The theme of the conference was ‘science informing global policy’ and as such provided a launchpad for the new UNEP Minamata Convention on Mercury, drafted in Geneva earlier this year. Many of the papers and posters concentrated on how the text of the new convention could be put into practice through research and development activities.
Conference Chair Dr Lesley Sloss said: “It is essential that political decisions are based on sound science, so it is very encouraging to see such a large volume of work in the field of mercury research.
“Many of the most impressive presentations were given by young researchers and students, which is very encouraging because these are the people that will endorse changes and monitor mercury for compliance with the treaty.
Highlights of the event’s opening press conference can be viewed at: www.youtube.com/watch?v=XyVvXhYNHyQ. The conference itself was launched with welcoming addresses from Mr Paul Wheelhouse, Scottish Minister for the Environment and Climate Change; Mr Anders Flanking (via Loic Viatte), State Secretary, Ministry of Environment, Sweden; and Mr David Piper, Department Head, UNEP Chemicals Branch.
The major sources of mercury emissions, such as coal incineration and artisanal gold mining, were the subjects of greatest attention.

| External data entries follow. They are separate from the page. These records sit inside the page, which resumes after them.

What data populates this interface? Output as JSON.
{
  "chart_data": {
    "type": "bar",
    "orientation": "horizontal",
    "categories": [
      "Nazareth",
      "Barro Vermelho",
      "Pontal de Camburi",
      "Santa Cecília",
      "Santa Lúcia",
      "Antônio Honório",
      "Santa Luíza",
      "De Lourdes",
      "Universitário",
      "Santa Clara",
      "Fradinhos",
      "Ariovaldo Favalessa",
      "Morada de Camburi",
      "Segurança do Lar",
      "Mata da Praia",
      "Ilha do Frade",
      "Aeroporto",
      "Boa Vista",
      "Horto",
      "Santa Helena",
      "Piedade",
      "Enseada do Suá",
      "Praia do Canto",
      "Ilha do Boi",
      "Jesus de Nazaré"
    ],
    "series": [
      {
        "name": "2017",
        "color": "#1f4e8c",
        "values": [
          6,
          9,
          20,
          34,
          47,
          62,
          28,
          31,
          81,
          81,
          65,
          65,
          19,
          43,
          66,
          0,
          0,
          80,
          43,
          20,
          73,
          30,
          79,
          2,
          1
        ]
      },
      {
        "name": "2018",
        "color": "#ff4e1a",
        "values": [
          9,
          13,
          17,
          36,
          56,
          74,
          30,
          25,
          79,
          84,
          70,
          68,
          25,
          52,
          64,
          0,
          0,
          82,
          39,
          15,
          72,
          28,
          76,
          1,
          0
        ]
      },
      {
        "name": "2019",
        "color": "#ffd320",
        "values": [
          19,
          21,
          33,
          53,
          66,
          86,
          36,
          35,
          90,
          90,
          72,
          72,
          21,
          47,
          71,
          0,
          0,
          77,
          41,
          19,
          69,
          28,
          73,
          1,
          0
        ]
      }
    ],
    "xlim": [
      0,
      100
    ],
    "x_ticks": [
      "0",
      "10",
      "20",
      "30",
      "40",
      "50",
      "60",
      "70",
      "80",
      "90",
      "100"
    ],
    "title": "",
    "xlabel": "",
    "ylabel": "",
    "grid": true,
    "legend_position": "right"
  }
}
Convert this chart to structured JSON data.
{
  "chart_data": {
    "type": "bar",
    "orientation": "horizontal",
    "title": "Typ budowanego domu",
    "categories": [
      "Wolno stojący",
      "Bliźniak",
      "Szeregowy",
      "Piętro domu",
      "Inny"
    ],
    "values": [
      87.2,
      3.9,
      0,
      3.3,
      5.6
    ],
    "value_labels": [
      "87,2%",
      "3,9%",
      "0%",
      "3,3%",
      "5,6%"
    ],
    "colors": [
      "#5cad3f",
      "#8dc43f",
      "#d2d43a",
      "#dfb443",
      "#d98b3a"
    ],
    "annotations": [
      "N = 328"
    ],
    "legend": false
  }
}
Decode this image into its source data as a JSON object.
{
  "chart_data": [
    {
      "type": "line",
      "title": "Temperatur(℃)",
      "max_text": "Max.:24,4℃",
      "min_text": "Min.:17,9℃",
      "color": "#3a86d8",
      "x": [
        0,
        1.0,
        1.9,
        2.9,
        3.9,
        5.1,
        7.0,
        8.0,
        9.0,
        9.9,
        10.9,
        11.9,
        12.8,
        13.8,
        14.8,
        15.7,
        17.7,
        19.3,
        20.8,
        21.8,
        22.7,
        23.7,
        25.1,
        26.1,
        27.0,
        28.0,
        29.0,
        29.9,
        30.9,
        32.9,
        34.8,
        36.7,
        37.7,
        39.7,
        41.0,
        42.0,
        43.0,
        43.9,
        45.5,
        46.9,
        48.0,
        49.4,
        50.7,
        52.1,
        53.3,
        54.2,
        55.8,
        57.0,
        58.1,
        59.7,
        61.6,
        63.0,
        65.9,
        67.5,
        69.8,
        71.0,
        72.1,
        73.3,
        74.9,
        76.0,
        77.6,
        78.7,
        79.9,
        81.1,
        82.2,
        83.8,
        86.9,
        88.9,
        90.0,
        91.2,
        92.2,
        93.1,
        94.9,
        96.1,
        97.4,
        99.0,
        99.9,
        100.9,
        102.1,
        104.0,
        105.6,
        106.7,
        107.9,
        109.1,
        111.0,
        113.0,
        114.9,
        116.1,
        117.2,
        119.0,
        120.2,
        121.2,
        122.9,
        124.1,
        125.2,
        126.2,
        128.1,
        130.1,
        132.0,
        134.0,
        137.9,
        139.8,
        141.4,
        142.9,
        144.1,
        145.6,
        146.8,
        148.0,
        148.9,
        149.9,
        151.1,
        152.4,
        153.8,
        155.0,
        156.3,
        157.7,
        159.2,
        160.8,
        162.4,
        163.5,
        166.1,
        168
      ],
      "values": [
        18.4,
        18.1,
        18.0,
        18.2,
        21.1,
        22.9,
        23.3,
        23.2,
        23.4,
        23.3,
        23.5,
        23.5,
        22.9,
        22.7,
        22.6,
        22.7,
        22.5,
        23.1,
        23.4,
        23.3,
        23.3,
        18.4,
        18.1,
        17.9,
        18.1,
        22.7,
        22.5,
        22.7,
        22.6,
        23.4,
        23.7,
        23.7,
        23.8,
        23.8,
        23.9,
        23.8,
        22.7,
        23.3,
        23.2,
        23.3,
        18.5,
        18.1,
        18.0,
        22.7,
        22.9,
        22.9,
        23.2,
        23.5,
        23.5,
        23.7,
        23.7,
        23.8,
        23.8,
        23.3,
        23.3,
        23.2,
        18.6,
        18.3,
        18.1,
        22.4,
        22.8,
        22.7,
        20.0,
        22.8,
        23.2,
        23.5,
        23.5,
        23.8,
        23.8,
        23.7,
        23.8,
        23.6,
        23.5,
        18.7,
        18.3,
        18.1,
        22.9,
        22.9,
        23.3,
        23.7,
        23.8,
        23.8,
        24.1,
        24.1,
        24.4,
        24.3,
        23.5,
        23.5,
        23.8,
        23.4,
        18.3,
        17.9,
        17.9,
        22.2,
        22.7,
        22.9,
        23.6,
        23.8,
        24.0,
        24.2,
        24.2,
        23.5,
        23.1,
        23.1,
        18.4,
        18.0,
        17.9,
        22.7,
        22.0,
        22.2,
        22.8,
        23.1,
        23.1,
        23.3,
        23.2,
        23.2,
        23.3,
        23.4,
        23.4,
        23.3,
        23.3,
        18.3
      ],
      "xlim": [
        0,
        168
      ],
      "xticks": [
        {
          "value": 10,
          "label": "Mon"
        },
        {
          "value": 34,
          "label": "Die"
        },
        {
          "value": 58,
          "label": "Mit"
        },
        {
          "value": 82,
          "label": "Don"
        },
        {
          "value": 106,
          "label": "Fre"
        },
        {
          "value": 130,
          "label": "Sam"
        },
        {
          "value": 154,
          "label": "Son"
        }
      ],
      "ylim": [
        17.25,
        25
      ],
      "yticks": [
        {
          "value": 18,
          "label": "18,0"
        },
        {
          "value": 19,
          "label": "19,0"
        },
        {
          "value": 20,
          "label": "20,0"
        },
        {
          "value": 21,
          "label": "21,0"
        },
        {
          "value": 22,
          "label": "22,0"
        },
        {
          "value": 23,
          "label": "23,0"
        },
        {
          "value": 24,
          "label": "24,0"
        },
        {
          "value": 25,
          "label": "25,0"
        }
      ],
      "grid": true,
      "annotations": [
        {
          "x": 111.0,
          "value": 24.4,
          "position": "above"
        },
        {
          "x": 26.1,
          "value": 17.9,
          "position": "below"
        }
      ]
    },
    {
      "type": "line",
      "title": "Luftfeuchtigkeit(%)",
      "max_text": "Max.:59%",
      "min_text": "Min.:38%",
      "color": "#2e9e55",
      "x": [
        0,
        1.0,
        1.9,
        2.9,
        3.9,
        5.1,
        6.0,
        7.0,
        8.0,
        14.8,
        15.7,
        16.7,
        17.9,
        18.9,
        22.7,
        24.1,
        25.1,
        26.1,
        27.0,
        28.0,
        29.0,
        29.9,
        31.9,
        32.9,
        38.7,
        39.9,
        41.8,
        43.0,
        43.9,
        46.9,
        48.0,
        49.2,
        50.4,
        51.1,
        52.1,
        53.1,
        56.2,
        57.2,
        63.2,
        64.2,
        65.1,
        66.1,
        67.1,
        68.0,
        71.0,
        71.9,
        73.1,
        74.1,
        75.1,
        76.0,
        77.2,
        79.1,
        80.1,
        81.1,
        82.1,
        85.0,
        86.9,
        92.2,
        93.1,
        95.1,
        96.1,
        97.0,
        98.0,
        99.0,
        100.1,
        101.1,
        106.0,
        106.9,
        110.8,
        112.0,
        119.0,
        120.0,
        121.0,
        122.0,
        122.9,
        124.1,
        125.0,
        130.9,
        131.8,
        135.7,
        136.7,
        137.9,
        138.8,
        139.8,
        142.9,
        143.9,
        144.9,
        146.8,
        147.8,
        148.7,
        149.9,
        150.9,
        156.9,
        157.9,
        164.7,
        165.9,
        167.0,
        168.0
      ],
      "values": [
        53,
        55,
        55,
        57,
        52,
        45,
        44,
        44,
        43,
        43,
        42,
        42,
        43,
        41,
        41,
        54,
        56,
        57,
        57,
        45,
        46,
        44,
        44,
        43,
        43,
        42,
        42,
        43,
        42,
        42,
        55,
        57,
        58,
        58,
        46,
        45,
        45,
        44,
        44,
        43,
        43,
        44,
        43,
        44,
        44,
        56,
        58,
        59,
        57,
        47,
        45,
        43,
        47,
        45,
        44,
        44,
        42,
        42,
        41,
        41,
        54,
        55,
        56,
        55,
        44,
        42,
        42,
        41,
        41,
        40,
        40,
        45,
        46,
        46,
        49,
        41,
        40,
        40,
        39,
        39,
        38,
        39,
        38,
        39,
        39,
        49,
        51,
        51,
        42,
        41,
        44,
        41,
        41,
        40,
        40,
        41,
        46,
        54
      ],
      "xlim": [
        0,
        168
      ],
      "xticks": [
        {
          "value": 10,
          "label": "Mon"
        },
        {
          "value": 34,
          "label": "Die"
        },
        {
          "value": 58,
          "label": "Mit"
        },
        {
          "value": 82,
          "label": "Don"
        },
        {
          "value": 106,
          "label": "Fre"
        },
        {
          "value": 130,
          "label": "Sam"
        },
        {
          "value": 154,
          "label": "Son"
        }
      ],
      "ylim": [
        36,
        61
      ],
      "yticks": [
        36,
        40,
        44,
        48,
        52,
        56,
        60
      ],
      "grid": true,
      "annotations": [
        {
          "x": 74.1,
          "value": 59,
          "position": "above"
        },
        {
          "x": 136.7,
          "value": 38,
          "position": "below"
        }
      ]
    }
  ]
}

Other agenda items claiming the highest levels of interest included the panel discussions on mercury in dental amalgams and vaccines. These led to lively debates and Dr Pal Weihi’s presentation drew a large crowd and a film crew. Dr Weihi described the health effects of pilot whale meat consumption in the Faroe Islands and explained that a reduction in dietary whale meat has led to lower mercury levels in the Faroese people.
Another presentation, by Prof. Philippe Grandjean, described a research project which studied a Bristol (UK) cohort, and showed that IQ deficits at school age linked to prenatal methylmercury exposure may be much greater in subjects with mutations in certain genes. So it appears that there is a high degree of variability in susceptibility to methylmercury exposure which has very important health and environment implications. Prof Grandjean recorded a short informative summary of his work which can be viewed at: www.youtube.com/watch?v=WtP4gSl94SY
• The next ICMGPs will take place in Jeju, Korea in 2015 and then New England, USA, in 2017.